Simpson only nodded.

Dyzigi stepped back, drawing the cloth as he went, and said something gutteral—something in German.

Constantine stared at the exposed jar. At the crooked eyes sliding around in the dreary ooze. He felt its hatred like heat from a radiator. He saw it slide, brain and eyes pressing against the glass . . .

Where had Dyzigi learned to create such a thing? It was beyond Constantine’s knowledge and he was glad of it. Still, he was now in league with Dyzigi—he was going to help him destroy civilization, a great part of the human world. He must remember that. He had really, truly made up his mind to do it. No tricks—he was going to destroy the vermin that made life miserable for him, for so many others. And the survivors would be happy slaves, he’d see to that.

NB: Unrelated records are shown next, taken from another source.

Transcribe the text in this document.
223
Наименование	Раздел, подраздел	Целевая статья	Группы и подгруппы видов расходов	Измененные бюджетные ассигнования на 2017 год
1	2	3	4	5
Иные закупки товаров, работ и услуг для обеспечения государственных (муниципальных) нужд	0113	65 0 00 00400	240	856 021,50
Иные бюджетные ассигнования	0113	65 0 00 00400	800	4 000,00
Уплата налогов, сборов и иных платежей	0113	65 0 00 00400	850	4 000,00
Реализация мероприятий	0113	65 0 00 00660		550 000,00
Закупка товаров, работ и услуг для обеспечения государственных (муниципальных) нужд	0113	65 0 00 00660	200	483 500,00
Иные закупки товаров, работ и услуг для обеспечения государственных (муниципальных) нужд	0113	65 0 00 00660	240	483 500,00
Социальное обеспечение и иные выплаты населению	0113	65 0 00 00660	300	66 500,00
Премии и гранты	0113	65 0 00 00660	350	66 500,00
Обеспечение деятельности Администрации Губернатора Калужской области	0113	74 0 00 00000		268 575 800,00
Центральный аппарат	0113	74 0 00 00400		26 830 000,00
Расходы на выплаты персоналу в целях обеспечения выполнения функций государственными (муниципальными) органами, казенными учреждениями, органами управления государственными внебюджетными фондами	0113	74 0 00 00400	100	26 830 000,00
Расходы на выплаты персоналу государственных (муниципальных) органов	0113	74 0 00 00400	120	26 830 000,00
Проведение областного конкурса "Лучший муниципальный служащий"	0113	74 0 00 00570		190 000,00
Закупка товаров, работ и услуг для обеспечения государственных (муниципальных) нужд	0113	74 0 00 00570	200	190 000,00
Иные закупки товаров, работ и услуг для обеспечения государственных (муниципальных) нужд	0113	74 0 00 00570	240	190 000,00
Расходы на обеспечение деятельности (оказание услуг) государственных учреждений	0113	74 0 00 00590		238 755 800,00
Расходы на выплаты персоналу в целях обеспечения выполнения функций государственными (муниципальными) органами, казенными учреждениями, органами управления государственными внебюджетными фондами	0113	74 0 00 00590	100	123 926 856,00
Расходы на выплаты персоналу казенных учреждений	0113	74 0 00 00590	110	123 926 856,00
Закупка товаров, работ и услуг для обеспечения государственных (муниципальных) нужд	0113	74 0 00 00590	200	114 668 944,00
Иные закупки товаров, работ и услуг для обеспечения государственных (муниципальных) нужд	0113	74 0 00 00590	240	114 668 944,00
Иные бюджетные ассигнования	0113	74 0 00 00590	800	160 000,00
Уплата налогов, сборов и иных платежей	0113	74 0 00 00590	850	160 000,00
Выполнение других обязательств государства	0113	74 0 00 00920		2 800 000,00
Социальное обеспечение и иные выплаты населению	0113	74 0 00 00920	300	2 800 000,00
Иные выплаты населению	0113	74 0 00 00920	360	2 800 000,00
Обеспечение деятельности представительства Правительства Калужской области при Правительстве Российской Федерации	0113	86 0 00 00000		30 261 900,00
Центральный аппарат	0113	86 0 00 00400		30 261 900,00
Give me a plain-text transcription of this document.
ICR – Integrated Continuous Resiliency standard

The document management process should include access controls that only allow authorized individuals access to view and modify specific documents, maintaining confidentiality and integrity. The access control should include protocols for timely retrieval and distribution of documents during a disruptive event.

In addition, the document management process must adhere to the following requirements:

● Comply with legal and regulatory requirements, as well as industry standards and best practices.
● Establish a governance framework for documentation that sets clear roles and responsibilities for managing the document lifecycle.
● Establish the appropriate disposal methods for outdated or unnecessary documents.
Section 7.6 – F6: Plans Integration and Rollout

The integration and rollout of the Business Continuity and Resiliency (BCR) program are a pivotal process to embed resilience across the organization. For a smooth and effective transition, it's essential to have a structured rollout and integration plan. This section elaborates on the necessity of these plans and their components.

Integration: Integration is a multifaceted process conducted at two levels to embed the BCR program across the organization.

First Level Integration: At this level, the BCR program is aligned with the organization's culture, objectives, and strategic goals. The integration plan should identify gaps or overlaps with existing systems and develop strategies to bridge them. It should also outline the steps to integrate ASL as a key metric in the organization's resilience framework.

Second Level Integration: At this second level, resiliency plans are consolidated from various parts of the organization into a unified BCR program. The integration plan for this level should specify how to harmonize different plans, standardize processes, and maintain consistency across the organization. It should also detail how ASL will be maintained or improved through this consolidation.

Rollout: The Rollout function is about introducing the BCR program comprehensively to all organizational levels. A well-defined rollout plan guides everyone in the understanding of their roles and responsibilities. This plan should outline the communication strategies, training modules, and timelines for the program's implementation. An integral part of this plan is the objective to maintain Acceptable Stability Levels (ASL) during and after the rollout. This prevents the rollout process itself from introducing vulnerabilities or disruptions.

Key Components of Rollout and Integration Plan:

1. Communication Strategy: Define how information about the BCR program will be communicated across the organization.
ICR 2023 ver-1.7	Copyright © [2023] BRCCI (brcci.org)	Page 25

The thing in the jar stared and waited. It seemed to be asking a question.

“Yes,” Constantine said. “Yes. Come . . .”

His stomach gave a lurch. But he opened his mind to the thing; he dropped all his defenses.

“Go ahead, Pickles, walk on in,” Constantine said. “Have a gander ’round.”

The jar burst open and the thing in it leapt at his face . . .

But only in his mind. It leapt at him mentally, almost jovial in a kind of psychological freedom—getting out of itself and into him.

Constantine almost burst into tears when he felt the jar-thing’s psychic tongue pressing between the two front lobes of his brain . . .

He wanted to scream
Nooooo, get it away,
but it was important he finish this process. If he didn’t, he’d end up in a jar like this bugger.

Only—he felt like there were cockroaches forcing their way into his sinuses; he felt like his head was being sucked into the mouth of a giant lamprey, and it was sucking his brain out his eyes; he felt like his skull was cracking under the pressure. He felt he couldn’t bear it another moment.